Il ne fallut pas longtemps aux journalistes pour demander à Scorpius si les accusations portées contre monsieur Weasley étaient vraies. Parmi ces journalistes, ceux du Nouveau Sorcier étaient en tête, bien sûr. Sur les conseils d'Albus, Scorpius ne nia pas. Il demeura très discret quant à ce qu'il s'était passé, mais le doute n'était plus permis. Désormais, dans tous les aspects de sa vie, Scorpius était belle et bien une victime de ce système que le peuple dénonçait. Le représentant parfait. Cela faisait sourire Albus, en un sens : il savait que Scorpius répugnait à parler de son passé, encore plus à des fins politiques, mais c'était Albus le stratège, et Albus savait par expérience que le meilleur moyen de faire accepter ses idées aux gens, c'était de leur faire croire qu'ils en étaient à l'origine.

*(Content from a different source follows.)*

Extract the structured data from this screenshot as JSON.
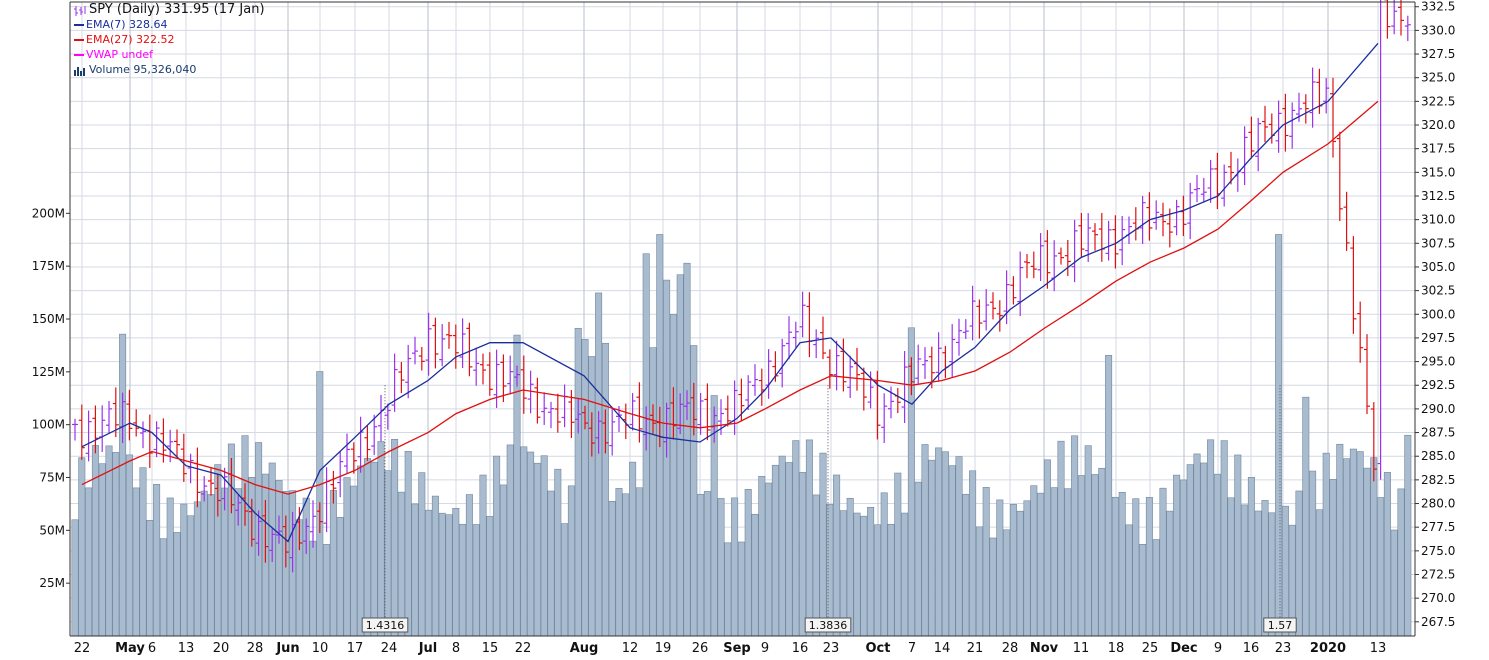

Aussi, Albus laissa passer quelques jours. Le temps que le choc s'atténue, que la rumeur fasse son chemin, et que la conclusion s'impose toute seule à l'esprit des gens. En quelques jours, la majorité du peuple londonien – et le peuple britannique derrière lui – réclamait Scorpius comme Ministre de la Magie.

XXX

Une semaine s'était écoulée depuis le fameux jour devant l'hôpital. A l'étage d'une grande demeure sombre, Albus ajustait le nœud de cravate de Scorpius. Ce dernier, pas très à l'aise, ne pouvait s'empêcher de regarder partout autour de lui, accrochant le moindre détail de la pièce.

Albus n'avait rien perdu de sa méfiance habituelle : si près des élections, il savait que ce n'était pas le moment de baisser sa garde et de crier victoire. Aussi, à défaut de disposer de locaux officiels, et sans vouloir dévoiler son adresse personnelle, Albus avait-il choisi pour cette première annonce un lieu tout à fait symbolique. Il avait loué le Manoir Malefoy.

Le Manoir avait été confisqué à Drago à l'issue de la guerre, et depuis, le Ministère n'en avait pas fait grand-chose. Il l'avait conservé comme maison d'apparat, mais on n'y avait jamais organisé beaucoup d'évènements. Sans doute l'ombre des choses qui s'y étaient déroulées – et des êtres qui y avaient séjourné – pesait-elle encore trop fortement sur les lieux. Quoi qu'il en soit, Albus avait vu dans le Manoir un message fort : ramener Scorpius chez lui, dans la demeure ancestrale de ses ancêtres, là où était sa place. Mais pas seulement. Pour Scorpius et lui, pour le nouveau gouvernement qu'ils espéraient mettre en place et pour le nouvel avenir qu'ils voulaient bâtir, cela signifiait triompher du passé. Le laisser derrière soi, enfin, et investir ces lieux d'un symbole différent.

Albus rajusta une dernière fois le nœud de cravate de Scorpius, et se surprit à croire follement en toutes ces choses qui lui traversaient l'esprit. Pour la première fois depuis des années, il se sentait réellement investi dans ce qu'il faisait. Une fougue qu'il avait perdue depuis le jour où Scorpius était parti, même s'il ne s'en était jamais pleinement rendu compte jusqu'à présent. Scorpius l'avait rendu à lui-même. Il lui devait bien la meilleure aide possible.

- Tu es vraiment sûr, à propos de tout ça ? lui demanda soudain Scorpius dans le silence de la chambre.

Ses yeux ne cillaient pas, en attente de la réponse, sans chercher à dissimuler les dernières traces de peur, les dernières traces d'hésitation en lui.

Albus acquiesça avec toute la détermination dont il était capable :

- J'en suis sûr.

- Je te connais, Albus. Tu aimes être au premier plan, sous les projecteurs. Tu es sûr que ça ne te manquera pas ?

- Tu n'as pas encore gagné, sourit Albus, taquin.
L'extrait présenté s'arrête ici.